The Toilet Tank Miracle (Part Two)

After a frustrating week of being stood up by my landlord, I returned to the hardware store.  I needed a wrench.  I was going to fix my toilet if it killed me (or you know…flooded my whole apartment).

I bowed and gave a now well-rehearsed Korean hello.  The male shopkeeper (Man) immediately smiled as I browsed his selection of wrenches.  The prices produced a sweat puddle in my wallet pocket.  I grabbed the thriftiest wrench I could find when the female shopkeeper (Woman) greeted me too.  She immediately knew what I wanted the wrench for, pointing to my building across the street.  I nodded, unsure of what was happening.
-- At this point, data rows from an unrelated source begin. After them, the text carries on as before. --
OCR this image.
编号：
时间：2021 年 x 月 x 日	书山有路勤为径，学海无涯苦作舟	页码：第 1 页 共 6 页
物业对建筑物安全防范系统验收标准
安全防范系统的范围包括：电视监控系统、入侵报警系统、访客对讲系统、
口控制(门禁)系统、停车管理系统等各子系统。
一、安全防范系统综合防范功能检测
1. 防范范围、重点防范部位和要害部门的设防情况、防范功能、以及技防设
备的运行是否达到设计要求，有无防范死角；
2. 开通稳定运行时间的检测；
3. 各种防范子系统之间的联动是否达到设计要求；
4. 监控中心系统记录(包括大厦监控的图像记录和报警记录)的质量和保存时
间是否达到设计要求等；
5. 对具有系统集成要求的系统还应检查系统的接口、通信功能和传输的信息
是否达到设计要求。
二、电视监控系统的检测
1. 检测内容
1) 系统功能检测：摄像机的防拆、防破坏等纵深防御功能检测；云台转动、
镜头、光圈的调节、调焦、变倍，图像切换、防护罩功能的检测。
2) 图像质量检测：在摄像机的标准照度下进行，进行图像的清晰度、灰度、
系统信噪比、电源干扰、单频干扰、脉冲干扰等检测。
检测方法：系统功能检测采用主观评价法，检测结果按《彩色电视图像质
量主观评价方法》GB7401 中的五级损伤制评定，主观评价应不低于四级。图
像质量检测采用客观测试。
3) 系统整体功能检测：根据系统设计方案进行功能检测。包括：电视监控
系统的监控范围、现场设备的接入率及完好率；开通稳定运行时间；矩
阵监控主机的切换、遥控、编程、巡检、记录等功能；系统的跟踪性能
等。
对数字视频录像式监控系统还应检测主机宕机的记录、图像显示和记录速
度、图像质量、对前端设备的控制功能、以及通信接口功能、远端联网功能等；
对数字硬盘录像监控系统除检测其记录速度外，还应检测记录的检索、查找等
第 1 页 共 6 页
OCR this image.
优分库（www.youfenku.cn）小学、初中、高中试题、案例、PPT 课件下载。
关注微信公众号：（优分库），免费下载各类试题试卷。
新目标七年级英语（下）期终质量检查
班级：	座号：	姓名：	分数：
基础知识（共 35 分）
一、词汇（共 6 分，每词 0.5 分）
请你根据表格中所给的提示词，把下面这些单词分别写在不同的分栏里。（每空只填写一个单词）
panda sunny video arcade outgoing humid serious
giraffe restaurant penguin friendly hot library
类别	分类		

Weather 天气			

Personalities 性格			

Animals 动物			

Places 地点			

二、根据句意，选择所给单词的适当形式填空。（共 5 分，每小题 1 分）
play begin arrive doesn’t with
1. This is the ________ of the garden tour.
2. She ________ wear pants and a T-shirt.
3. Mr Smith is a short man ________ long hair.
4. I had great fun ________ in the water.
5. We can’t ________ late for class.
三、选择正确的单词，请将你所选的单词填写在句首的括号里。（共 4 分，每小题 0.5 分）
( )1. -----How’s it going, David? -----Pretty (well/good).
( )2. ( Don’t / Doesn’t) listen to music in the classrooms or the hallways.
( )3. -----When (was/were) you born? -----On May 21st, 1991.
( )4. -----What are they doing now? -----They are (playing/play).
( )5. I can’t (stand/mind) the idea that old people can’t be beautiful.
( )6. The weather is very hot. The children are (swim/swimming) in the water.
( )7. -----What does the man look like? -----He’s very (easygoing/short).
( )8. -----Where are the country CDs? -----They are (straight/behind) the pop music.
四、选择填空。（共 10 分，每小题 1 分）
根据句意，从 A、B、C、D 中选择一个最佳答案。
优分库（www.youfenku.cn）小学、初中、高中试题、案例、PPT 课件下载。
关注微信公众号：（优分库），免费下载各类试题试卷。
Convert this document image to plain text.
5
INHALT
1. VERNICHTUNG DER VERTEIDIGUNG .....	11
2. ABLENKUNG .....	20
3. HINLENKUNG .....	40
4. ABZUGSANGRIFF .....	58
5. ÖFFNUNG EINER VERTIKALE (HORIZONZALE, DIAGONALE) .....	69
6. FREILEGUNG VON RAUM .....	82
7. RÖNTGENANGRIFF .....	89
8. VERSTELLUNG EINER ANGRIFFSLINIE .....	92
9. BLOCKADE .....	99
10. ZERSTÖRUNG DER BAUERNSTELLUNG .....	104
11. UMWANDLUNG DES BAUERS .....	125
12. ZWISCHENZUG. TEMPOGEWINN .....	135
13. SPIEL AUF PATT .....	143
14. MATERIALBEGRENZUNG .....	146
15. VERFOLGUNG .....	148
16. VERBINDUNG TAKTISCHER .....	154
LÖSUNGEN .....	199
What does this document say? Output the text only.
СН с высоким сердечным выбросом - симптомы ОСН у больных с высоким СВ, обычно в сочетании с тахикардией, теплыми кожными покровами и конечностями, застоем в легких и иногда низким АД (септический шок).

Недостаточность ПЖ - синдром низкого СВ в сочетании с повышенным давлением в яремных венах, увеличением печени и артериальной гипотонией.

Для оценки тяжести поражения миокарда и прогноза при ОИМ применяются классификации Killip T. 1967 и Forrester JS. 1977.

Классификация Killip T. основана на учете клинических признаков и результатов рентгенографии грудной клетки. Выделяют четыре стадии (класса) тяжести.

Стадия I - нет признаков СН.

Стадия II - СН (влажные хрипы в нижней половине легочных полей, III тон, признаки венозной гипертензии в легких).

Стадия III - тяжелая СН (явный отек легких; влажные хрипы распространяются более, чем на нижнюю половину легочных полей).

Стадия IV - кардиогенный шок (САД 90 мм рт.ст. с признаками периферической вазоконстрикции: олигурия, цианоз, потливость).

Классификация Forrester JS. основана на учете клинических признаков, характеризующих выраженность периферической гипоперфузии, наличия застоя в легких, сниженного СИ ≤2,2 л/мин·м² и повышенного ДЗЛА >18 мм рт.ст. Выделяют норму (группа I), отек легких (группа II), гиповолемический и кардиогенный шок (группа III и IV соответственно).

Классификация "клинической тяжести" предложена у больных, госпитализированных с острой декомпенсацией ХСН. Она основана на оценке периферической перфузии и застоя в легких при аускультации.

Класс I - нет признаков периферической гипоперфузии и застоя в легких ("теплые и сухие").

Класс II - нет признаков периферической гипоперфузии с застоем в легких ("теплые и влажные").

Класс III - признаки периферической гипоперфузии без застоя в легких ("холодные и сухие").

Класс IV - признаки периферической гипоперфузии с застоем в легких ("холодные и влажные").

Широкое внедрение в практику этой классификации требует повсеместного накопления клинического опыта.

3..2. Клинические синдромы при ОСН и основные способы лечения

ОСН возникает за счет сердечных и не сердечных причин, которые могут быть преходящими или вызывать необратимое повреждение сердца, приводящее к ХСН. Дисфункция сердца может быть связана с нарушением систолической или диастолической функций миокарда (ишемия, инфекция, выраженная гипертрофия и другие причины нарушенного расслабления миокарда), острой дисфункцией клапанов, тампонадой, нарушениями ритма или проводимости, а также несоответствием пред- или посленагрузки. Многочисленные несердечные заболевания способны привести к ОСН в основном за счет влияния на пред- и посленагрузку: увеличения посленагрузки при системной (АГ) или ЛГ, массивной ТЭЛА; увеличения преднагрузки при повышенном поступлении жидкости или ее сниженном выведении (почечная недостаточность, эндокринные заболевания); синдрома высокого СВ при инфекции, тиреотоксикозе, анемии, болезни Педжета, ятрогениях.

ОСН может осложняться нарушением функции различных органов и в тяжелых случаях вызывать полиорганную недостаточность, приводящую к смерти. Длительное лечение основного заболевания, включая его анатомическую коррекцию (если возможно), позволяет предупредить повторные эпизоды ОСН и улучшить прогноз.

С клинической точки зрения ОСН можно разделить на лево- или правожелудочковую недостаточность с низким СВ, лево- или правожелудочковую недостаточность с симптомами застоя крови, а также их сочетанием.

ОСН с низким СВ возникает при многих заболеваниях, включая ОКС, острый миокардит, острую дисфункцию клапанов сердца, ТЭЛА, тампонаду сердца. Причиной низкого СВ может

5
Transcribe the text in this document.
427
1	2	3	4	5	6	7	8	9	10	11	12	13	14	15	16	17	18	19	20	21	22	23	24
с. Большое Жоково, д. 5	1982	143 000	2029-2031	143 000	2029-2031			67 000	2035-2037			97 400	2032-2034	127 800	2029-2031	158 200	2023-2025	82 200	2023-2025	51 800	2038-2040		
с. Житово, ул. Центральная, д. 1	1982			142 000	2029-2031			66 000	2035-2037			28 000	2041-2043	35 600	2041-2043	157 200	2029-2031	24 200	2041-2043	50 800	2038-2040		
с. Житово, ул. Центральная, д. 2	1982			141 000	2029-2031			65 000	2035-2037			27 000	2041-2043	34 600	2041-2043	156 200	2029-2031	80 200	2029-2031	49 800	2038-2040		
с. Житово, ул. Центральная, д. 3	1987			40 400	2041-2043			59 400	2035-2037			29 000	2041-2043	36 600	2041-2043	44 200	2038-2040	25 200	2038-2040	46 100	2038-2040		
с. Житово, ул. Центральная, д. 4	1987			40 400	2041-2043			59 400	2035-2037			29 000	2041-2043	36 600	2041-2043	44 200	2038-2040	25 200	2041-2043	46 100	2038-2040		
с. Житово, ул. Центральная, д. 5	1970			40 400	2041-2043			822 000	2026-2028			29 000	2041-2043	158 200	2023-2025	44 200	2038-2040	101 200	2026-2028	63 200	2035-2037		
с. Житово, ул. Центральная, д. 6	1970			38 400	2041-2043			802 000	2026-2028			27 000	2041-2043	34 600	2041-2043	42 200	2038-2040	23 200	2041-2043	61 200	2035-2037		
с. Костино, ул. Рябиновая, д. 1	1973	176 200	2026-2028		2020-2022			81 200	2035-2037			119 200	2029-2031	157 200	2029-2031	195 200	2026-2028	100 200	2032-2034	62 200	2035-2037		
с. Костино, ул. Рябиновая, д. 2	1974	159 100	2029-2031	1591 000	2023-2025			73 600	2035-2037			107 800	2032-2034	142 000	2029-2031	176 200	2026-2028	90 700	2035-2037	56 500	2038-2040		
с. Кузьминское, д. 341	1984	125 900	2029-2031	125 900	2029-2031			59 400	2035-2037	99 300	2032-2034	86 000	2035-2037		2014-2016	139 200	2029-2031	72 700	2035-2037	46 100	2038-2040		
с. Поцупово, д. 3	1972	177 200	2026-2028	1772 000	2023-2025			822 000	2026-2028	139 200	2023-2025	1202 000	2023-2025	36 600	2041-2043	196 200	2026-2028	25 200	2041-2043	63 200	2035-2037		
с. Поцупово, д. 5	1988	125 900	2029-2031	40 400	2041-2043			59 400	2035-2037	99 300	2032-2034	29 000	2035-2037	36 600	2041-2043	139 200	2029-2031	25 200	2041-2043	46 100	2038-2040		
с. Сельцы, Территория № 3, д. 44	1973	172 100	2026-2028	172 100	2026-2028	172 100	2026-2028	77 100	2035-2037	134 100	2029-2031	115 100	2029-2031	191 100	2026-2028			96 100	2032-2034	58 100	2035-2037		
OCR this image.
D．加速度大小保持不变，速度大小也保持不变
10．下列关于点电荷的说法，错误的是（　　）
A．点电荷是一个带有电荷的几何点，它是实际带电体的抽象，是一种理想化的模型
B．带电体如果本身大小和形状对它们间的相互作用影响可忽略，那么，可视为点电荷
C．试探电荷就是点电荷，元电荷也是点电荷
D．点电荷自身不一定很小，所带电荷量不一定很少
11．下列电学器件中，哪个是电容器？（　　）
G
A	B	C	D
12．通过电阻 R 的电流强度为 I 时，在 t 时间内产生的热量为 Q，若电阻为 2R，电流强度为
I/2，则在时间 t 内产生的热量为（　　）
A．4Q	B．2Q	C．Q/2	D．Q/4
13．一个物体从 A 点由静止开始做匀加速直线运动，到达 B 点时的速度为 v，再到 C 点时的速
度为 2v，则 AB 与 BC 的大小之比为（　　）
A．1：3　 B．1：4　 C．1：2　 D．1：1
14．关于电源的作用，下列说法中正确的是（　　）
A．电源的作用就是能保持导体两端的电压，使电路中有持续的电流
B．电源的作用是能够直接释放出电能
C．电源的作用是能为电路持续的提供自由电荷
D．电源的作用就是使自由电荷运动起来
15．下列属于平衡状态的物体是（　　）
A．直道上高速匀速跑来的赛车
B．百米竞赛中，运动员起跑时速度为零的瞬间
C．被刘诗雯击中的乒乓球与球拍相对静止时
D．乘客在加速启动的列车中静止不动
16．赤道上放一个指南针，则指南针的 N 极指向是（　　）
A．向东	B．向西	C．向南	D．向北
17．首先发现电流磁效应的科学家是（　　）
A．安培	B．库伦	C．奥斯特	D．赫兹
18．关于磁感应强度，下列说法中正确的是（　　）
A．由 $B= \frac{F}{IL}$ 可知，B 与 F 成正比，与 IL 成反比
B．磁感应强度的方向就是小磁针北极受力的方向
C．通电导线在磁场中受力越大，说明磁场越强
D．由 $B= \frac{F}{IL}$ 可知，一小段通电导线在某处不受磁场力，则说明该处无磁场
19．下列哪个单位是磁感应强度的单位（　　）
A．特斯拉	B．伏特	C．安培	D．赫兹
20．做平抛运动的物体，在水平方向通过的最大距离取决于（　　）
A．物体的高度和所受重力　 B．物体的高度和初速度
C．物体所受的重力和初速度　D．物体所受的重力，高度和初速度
Man and Woman spoke in Korean briefly.  Suddenly,  Man grabbed his toolbox.  They gestured me back into the street.  

My brain was like, “What?  This can’t be real.  Is he really going to fix my toilet for me?”

It turns out, the answer was yes.  After 45 minutes of assembling, disassembling, and reassembling the contraption that Woman invented one week ago, Man said something to me in Korean and then ran back to his store.  He left his tools.  This endless mindfuckery continued to melt my brain.  I was very grateful and even more confused.

When he returned, another man followed him.  “Oh shit,” I thought.  “It’s the landlord.  He’s gonna be pissed.”  It wasn’t.  I breathed a sigh of relief.  

Man pointed to him and said, “Engineer.”  Damn.  He called in an expert to help little ole foreign me who just wanted water in his toilet tank.  I wanted to cry but decided not to.  Men were working.

However, in the back of my mind, my native upbringing triggered a wave of anxiety.  In the States, it is not uncommon for servicemen to help individuals without a price quote and follow up with exorbitant labor charges.  Anxiety-brain seized the opportunity.

 “Dude, he’s gonna charge out out the ass for this shit.”  Anxiety-brain felt quite crass on this particular day.

“Fuck it,” I thought.  At least my toilet will work.

Man and Engineer needed to shut off my water.  We searched the apartment for a water main valve without success.  I thought this was the end.  All of our efforts stop here because we cannot turn off the water main.  Man disappeared downstairs for two minutes.  Suddenly, like a poorly-written overly-convenient plot twist, my water didn’t work.  He found it.

“Damn, he’s good,” I thought.

Engineer proceeded to install Woman’s improvised turbo toilet tank valve next to one of the sink’s water mains.  He turned it on.  Water gushed freely, filling the tank in around ten seconds.  I’m not sure what they told me after that.  I think I had to tell the landlord to fix the actual toilet tank.  I wasn’t sure.  I have developed a reflex of just smiling and nodding to whatever I hear.  I was also engaged in a mental fiesta as I celebrated the ease of my future bathroom trips.  However, Anxiety-brain loves to spoil my fun.

“Here it comes.  The bill.  Brace yourself.”

Before I could respond to this party pooper, Man and Engineer grabbed their tools, said goodbye, and were gone.  They left nothing but tape rolls and flakes of caked dirt in their wake.

Later that day, I brought Man and Woman a small bowl of cookies and chocolates in gratitude.  They accepted them and handed me apples in return.  I still cannot completely explain the dedication they showed me.  It is moments like this that makes Korean culture shock unbelievably bearable.

This little beauty works like an outdoor hose except it’s in my apartment.  It works great for washing my bathroom floor and will soon be useful when I mop.

Two weeks later, the landlord came in and fixed the actual tank.  I still use the turbo valve for cleaning purposes.  It helps me hit those hard-to-reach corners of my bathroom.  It also means my bathroom is large enough to require a hose for proper cleaning.  I’m spoiled.

Photo Corner


Imja Island doesn’t have much in terms of urbanity, but it more than makes up for it in picturesque pastoral pleasure.


Urban Dictionary Entry:

TT:  A crying emoticon. The tops of the Ts are the eyes, and the stems are the tears streaming down the emoticon’s face.


I watched an ajumma strike a similar pose so I decided to do the same.  I just want to blend in.


I spent a night in Busan recently and saw Haeundae Beach.  It’s beautiful in November when there are fewer tourists obstructing the views of the sand.


These wood-mounted flags are mounted in every classroom.  Like in America, no classroom is without this reminder of nationality.

7 thoughts on “The Toilet Tank Miracle (Part Two)

  1. Is the flag above a chalk board or is that a white board. Kind ig a funny color.

    Such a great sense of community or is it pitty on the “big guy” who lives across the street????


      1. honestly, I don’t care either way. By their expressions, they seemed genuine. To me, the ends justified the means.


    1. Nope. They still smile and say hello sometimes whenever I come home from work, but they never charged me a thing except for the materials I purchased.


  2. You are becoming folklore in the community. Imagine when they meet up with their friends and they excitedly ask”what did he do today?”